Deutlich kritischer sieht es Claudia Kemfert. Nach Ansicht der Energieexpertin hat die Politik einen schlechten Deal mit den Konzernen gemacht. Viele andere Staaten hätten bereits beim Bau der Atomkraftwerke ähnliche Fonds eingerichtet: "Warum in Deutschland das eben nicht gemacht wurde ist schon mal ein Grundsatzfehler gewesen. Und spätestens mit dem Beschluss es Atomausstiegs im Jahre 2000! Es ist ja nicht so, dass es ein überstürzter Ausstieg war im Jahr 2011, sondern man 20 Jahre Zeit hatte, sich mit dieser Frage zu befassen und auch da hat man es versäumt, dafür Sorge zu tragen."
Die 24 Milliarden Euro im Entsorgungsfonds würden nicht reichen, sagt Kemfert und verweist auf entsprechende Studien und Berechnungen.

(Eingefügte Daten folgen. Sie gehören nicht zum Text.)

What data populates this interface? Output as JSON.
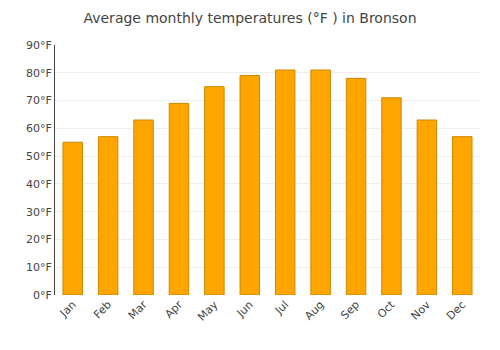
{
  "chart_data": {
    "type": "bar",
    "title": "Average monthly temperatures (°F ) in Bronson",
    "categories": [
      "Jan",
      "Feb",
      "Mar",
      "Apr",
      "May",
      "Jun",
      "Jul",
      "Aug",
      "Sep",
      "Oct",
      "Nov",
      "Dec"
    ],
    "values": [
      55,
      57,
      63,
      69,
      75,
      79,
      81,
      81,
      78,
      71,
      63,
      57
    ],
    "color": "#FFA500",
    "ylim": [
      0,
      90
    ],
    "yticks": [
      {
        "value": 0,
        "label": "0°F"
      },
      {
        "value": 10,
        "label": "10°F"
      },
      {
        "value": 20,
        "label": "20°F"
      },
      {
        "value": 30,
        "label": "30°F"
      },
      {
        "value": 40,
        "label": "40°F"
      },
      {
        "value": 50,
        "label": "50°F"
      },
      {
        "value": 60,
        "label": "60°F"
      },
      {
        "value": 70,
        "label": "70°F"
      },
      {
        "value": 80,
        "label": "80°F"
      },
      {
        "value": 90,
        "label": "90°F"
      }
    ],
    "grid": true
  }
}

Entschädigungen für die Energieversorger
Nach dem 2011 verkündeten Atomausstieg haben sich deutsche Gerichte mehrfach mit der Entschädigung der Kernkraftwerksbetreiber befasst. Zuletzt war die Klage des schwedischen Unternehmens Vattenfall erfolgreich. Im März einigten sich der Konzern und weitere Energie-Unternehmen mit der Bundesregierung auf eine Entschädigung von rund 2,4 Milliarden Euro. Mehr als die Hälfte davon geht an Vattenfall für entgangene Einnahmen aus den abgeschalteten Kernkraftwerken Brunsbüttel und Krümmel.
Juristisch sei dieser Schritt möglich, sagt Kemfert: "Aber in der Tat finde ich es auch schräg, dass Konzerne diesen Weg noch mal gewählt haben, weil sie sich ja durch diesen Deal mit der Regierung auch rausgekauft haben und man hier einen sehr fairen Deal für die Konzerne gefunden hat und dann nachher nochmal um Entschädigungen zu klagen halte ich für keinen guten Stil."

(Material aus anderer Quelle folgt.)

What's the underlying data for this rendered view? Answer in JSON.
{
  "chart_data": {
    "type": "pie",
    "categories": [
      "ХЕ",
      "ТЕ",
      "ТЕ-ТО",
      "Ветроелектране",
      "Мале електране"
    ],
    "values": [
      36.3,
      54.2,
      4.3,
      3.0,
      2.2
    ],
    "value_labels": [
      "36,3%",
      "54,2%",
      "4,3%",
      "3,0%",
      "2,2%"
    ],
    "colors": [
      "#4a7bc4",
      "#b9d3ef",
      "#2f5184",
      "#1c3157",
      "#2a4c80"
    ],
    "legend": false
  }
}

Vattenfall lehnt derzeit Interviews zum Rückbau seiner Atomkraftwerke und zur Entsorgung des Atommülls ab. Eine Konzernsprecherin erklärte auf Anfrage des Deutschlandfunks: "Das Bundesverfassungsgericht hat bereits zweimal - 2016 und 2020 - befunden, dass Vattenfall und RWE mit der 13. Atomgesetz-Novelle diskriminiert und gegenüber seinen Wettbewerbern wesentlich schlechter gestellt wurden. Das Gericht hat den Gesetzgeber zweimal aufgefordert, tätig zu werden und die Verfassungsverstöße zu beenden. Es geht also nicht darum, noch mehr Geld aus der Kernkraft zu ziehen, sondern eine erhebliche Schieflage zu Lasten von Vattenfall und RWE zu beseitigen."

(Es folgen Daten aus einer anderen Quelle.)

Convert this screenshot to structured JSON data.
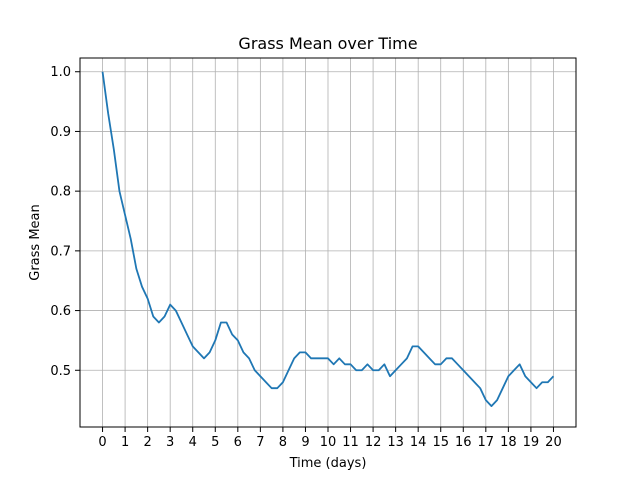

Zurück auf dem Elbdeich, von dem aus AKW-Gegner Karsten Hinrichsen auf das Kraftwerk Brunsbüttel schaut, das seit Jahren zurückgebaut wird: "Ja, natürlich bin ich froh darüber. Auch wenn der Abriss auch eine Gefährdung darstellt. Aber nach menschlichem Ermessen kann das nicht zu einem Super-Gau kommen."
Jahrzehntelang hat Hinrichsen gegen die Atomkraft gekämpft. Heute blickt er zufrieden zurück und fühlt sich bestätigt.
"Ich glaube, dass nicht nur Merkel das – ich sage mal ganz gut gemacht hat mit dem halben Ausstieg. Ich glaube auch, dass die Manager der Energiekonzerne erkannt haben, dass sie mit anderer Energie viel mehr Geld verdienen können und viel ruhiger auch nach Hause zu Mutti nach der Arbeit gehen können als mit der Atomenergienutzung!"